Taking a look at part of the text file:

nine|3
(adj)|9|ix|cardinal (similar term)
(noun)|9|IX|niner|Nina from Carolina|ennead|digit (generic term)|figure (generic term)
(noun)|baseball club|ball club|club|baseball team (generic term)
nine-banded armadillo|1
(noun)|peba|Texas armadillo|Dasypus novemcinctus|armadillo (generic term)
nine-fold|1
(adj)|nonuple|ninefold|multiple (similar term)
nine-membered|1
(adj)|9-membered|membered (similar term)
nine-sided|1
(adj)|multilateral (similar term)|many-sided (similar term)
nine-spot|1
(noun)|spot (generic term)

So for example, I want to be able input "nine" as a query and have bash return something like

9
ix
cardinal
9
IX
niner
Nina from Carolina
ennead
digit
figure
baseball club
ball club
club
baseball team

I think this should be fairly easy to do using the right syntax with awk or sed, especially since all of the lines containing query terms do NOT begin with "(" and all of the line containing related terms DO begin with "(".

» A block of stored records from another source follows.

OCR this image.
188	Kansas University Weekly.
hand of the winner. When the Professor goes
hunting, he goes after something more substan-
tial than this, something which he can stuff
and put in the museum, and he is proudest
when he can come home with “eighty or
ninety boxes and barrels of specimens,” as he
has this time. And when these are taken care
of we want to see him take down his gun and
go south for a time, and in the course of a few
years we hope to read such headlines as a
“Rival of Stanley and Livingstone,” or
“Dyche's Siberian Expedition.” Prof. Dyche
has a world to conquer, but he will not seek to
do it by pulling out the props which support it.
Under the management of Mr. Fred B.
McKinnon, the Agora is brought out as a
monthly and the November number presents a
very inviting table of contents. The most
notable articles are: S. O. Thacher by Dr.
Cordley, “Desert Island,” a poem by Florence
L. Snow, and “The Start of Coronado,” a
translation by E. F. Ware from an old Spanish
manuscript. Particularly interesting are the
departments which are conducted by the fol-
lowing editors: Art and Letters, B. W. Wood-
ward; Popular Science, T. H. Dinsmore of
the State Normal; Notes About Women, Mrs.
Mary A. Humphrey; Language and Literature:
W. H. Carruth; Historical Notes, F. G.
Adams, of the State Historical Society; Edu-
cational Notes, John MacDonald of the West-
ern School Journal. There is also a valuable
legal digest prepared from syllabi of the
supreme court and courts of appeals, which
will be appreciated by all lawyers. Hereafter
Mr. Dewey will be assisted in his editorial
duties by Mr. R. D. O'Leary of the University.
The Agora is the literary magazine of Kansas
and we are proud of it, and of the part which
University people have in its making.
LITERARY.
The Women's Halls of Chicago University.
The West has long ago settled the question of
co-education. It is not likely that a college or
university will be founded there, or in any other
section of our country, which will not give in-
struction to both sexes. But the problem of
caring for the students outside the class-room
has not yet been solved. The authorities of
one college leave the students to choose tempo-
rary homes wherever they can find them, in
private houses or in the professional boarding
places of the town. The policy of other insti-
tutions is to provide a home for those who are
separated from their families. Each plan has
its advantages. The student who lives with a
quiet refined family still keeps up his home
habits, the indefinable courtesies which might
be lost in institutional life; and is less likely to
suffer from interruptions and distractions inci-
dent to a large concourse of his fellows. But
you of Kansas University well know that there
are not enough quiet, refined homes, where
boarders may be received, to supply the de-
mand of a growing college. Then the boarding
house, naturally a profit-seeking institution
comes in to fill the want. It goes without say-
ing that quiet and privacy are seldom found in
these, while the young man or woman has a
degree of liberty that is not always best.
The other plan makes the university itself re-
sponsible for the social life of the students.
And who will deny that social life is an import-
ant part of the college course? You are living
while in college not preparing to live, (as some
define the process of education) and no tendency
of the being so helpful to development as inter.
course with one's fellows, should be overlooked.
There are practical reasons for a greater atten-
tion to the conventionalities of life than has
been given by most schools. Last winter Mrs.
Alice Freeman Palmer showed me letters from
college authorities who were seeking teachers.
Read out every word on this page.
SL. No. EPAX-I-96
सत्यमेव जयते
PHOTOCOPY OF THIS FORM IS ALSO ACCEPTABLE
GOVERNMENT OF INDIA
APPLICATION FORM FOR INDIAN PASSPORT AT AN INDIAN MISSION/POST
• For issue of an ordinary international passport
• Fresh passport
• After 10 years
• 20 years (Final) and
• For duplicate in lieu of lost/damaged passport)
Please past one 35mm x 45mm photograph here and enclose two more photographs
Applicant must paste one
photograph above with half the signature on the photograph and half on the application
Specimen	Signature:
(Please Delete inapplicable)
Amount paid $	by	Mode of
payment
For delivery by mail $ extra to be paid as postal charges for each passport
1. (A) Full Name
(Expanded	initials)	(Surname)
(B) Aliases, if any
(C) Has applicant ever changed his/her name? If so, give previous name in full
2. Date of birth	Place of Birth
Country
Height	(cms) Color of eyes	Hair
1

But I'm still somewhat of a newbie, and haven't been able to figure it out yet. The crux of the matter for me seems to be getting the query term and all related terms onto a single line. From there, I know how to sed my way to victory. But getting to that point has proven challenging for me.

TIA for your help!

p.s. I'm trying to do something similar to this, but my situation is a little different, and I don't understand the syntax well enough to modify it for my needs: https://www.unix.com/unix-for-dummies-questions-and-answers/184649-sed-join-lines-do-not-match-pattern.html


Solution

  • This might work for you (GNU sed):

    v=nine
    sed -n ':a;/^'"${v}"'|/{:b;n;/^[^(]/ba;s/^[^|]*|\| ([^)]*)//g;y/|/\n/;p;bb}' file
    

    Focus on any lines following a match on the input variable.

    Fetch the following line and if it does not begin with (, then repeat above.

    Otherwise, remove the first field and any values between parens, replace the field separators | by newlines, print the result and repeat.


    v=nine # set variable v to `nine`
    sed -n ':a # turn off implicit printing and set goto label a
            /^'"${v}"'|/{ # match a line beginning with variable v
              :b # set goto label b
              n # fetch next line (do not print see option -n)
              /^[^(]/ba # goto label a if line does not begin (
              s/^[^|]*|\| ([^)]*)//g # remove first field and parens
              y/|/\n/ # translate | to newline for entire line
              p # print the result
              bb # goto label b
            }' file
    

    To see the sed script in action invoke the --debug option.